Luke. Oh fuck. Oh fuck.Fuck.
Is he okay? I fumble with my phone and drop it on the ground. It skids across the floor, and I fall to my knees and crawl after it. With trembling fingers, I type out a message to him.
There’s no response.
No response.
“Guys,” Eliza cries, holding onto her stomach as she doubles over, moaning in pain. “I think that was a contraction.” And then I see something trickling onto the floor and my eyes widen. “I know it’s terrible timing, but I’m pretty sure my water just broke,” she tacks on, shaking slightly.

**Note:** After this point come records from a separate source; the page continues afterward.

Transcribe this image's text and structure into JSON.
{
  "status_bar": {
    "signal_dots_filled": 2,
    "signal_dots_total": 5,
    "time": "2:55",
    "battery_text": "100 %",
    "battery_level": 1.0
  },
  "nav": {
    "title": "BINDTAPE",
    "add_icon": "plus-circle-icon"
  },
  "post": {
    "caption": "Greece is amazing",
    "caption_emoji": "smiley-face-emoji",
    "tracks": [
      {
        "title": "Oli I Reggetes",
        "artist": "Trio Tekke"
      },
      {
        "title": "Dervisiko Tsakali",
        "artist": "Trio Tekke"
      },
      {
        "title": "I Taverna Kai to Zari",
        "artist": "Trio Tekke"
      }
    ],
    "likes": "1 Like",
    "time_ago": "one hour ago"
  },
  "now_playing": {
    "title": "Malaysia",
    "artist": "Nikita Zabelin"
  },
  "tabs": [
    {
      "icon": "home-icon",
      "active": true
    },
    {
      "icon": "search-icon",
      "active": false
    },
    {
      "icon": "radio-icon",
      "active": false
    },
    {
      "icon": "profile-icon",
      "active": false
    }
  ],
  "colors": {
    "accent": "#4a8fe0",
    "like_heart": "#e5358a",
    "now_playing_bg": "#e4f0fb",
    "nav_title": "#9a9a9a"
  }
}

My eyes snap up to where she stands, and I inhale deeply.
I swipe at my eyes and stand up, swaying slightly on my feet.
“We need to get to the hospital. We need to call Seth,” I say, but my voice breaks, and I sink back down because my legs can’t hold me up. “We need….” My voice trails off on a choked sob.
“I’m sure Luke’s fine, El,” Kate says softly, crouching beside me. But I can’t stop the sobs escaping me to answer her. My chest is heaving with the pain of breathing.
If he’s gone, I missed my chance.
I’d squandered it. All because of misplaced pride and fear.
Fear of loving him. Of letting him in.
Fuck.
I press my face into my hands and try to keep it together for them, but I can’t.
I can’t.
I’m broken and won’t be put back together until I know he’s okay.
“Guys, I’m so sorry, but we have to go. You know how traffic is and I just had another contraction,” Eliza says, and Jane shuffles my numb body toward the van.